Truly it is an ugly time in American history.
So why must we, when our emotions are so high, learn to control our tongues and hold back our dragon’s breath?
- Words hurt. Whether they are meant as a joke or said insincerely in anger, they hurt.
There is one whose rash words are like sword thrusts, but the tongue of the wise brings healing. – Proverbs 12:18
To speak evil of no one, to avoid quarreling, to be gentle, and to show perfect courtesy toward all people. – Titus 3:2
- It reflects the actual condition of our hearts. As much as we want to deny these as the condition of our hearts, the truth is that a loving heart is incapable to producing unloving speech. Because we are to be engrafted into Christ (John 15:1-17), a branch can only produce the fruit of its vine, the fruit of the spirit (Galatians 5:22-23). The fruit of the spirit do not include sarcasm or careless speech.
“Make a tree good and its fruit will be good, or make a tree bad and its fruit will be bad, for a tree is recognized by its fruit. You brood of vipers, how can you who are evil say anything good? For the mouth speaks what the heart is full of. A good man brings good things out of the good stored up in him, and an evil man brings evil things out of the evil stored up in him. But I tell you that everyone will have to give account on the day of judgment for every empty word they have spoken. For by your words you will be acquitted, and by your words you will be condemned.” – Matthew 12:33-37
- Our words can defile us and make us spiritually unclean. Our unwholesome talk defiles us as individuals before God, because it reflects our hearts. As we know, God knows our hearts and judges us on the condition of our hearts.

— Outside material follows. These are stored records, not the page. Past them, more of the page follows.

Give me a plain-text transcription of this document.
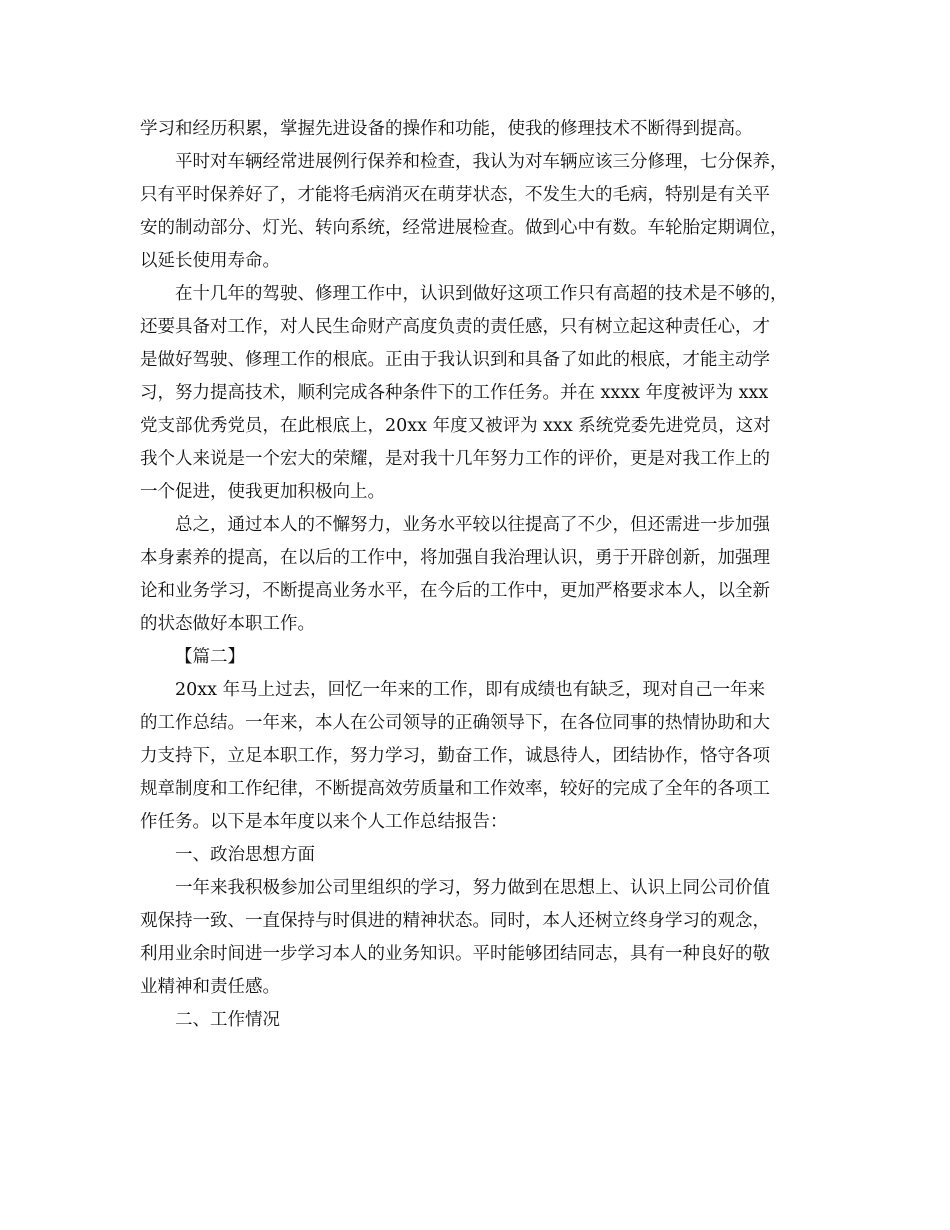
学习和经历积累，掌握先进设备的操作和功能，使我的修理技术不断得到提高。
平时对车辆经常进展例行保养和检查，我认为对车辆应该三分修理，七分保养，
只有平时保养好了，才能将毛病消灭在萌芽状态，不发生大的毛病，特别是有关平
安的制动部分、灯光、转向系统，经常进展检查。做到心中有数。车轮胎定期调位，
以延长使用寿命。
在十几年的驾驶、修理工作中，认识到做好这项工作只有高超的技术是不够的，
还要具备对工作，对人民生命财产高度负责的责任感，只有树立起这种责任心，才
是做好驾驶、修理工作的根底。正由于我认识到和具备了如此的根底，才能主动学
习，努力提高技术，顺利完成各种条件下的工作任务。并在 xxxx 年度被评为 xxx
党支部优秀党员，在此根底上，20xx 年度又被评为 xxx 系统党委先进党员，这对
我个人来说是一个宏大的荣耀，是对我十几年努力工作的评价，更是对我工作上的
一个促进，使我更加积极向上。
总之，通过本人的不懈努力，业务水平较以往提高了不少，但还需进一步加强
本身素养的提高，在以后的工作中，将加强自我治理认识，勇于开辟创新，加强理
论和业务学习，不断提高业务水平，在今后的工作中，更加严格要求本人，以全新
的状态做好本职工作。
【篇二】
20xx 年马上过去，回忆一年来的工作，即有成绩也有缺乏，现对自己一年来
的工作总结。一年来，本人在公司领导的正确领导下，在各位同事的热情协助和大
力支持下，立足本职工作，努力学习，勤奋工作，诚恳待人，团结协作，恪守各项
规章制度和工作纪律，不断提高效劳质量和工作效率，较好的完成了全年的各项工
作任务。以下是本年度以来个人工作总结报告：
一、政治思想方面
一年来我积极参加公司里组织的学习，努力做到在思想上、认识上同公司价值
观保持一致、一直保持与时俱进的精神状态。同时，本人还树立终身学习的观念，
利用业余时间进一步学习本人的业务知识。平时能够团结同志，具有一种良好的敬
业精神和责任感。
二、工作情况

“It is not what goes into the mouth that defiles a person, but what comes out of the mouth; this defiles a person.” – Matthew 15:11
- Speaking in anger does not produce the righteousness of God. While there is certainly scriptural support for righteous anger (eg Jesus turning out the money-changers), this is a very dangerous path to pursue. We must make sure that, when we get angry, we do not ascribe righteousness to our anger where it doesn’t belong. Anger can easily and rapidly turn to wrath, to sin.
Refrain from anger, and forsake wrath! Fret not yourself; it tends only to evil. – Psalms 37:8
A hot-tempered man stirs up strife, but he who is slow to anger quiets contention. – Proverbs 15:18
Know this, my beloved brothers: let every person be quick to hear, slow to speak, slow to anger; for the anger of man does not produce the righteousness of God. – James 1:19-20
The heart of the righteous ponders how to answer, but the mouth of the wicked pours out evil things. – Proverbs 15:28
If anyone thinks he is religious and does not bridle his tongue but deceives his heart, this person’s religion is worthless. James 1:26
I said, “I will guard my ways, that I may not sin with my tongue; I will guard my mouth with a muzzle, so long as the wicked are in my presence.” – Psalm 39:1
Let us be vigilant in our speech, tame our tongues and hold back our dragonbreath.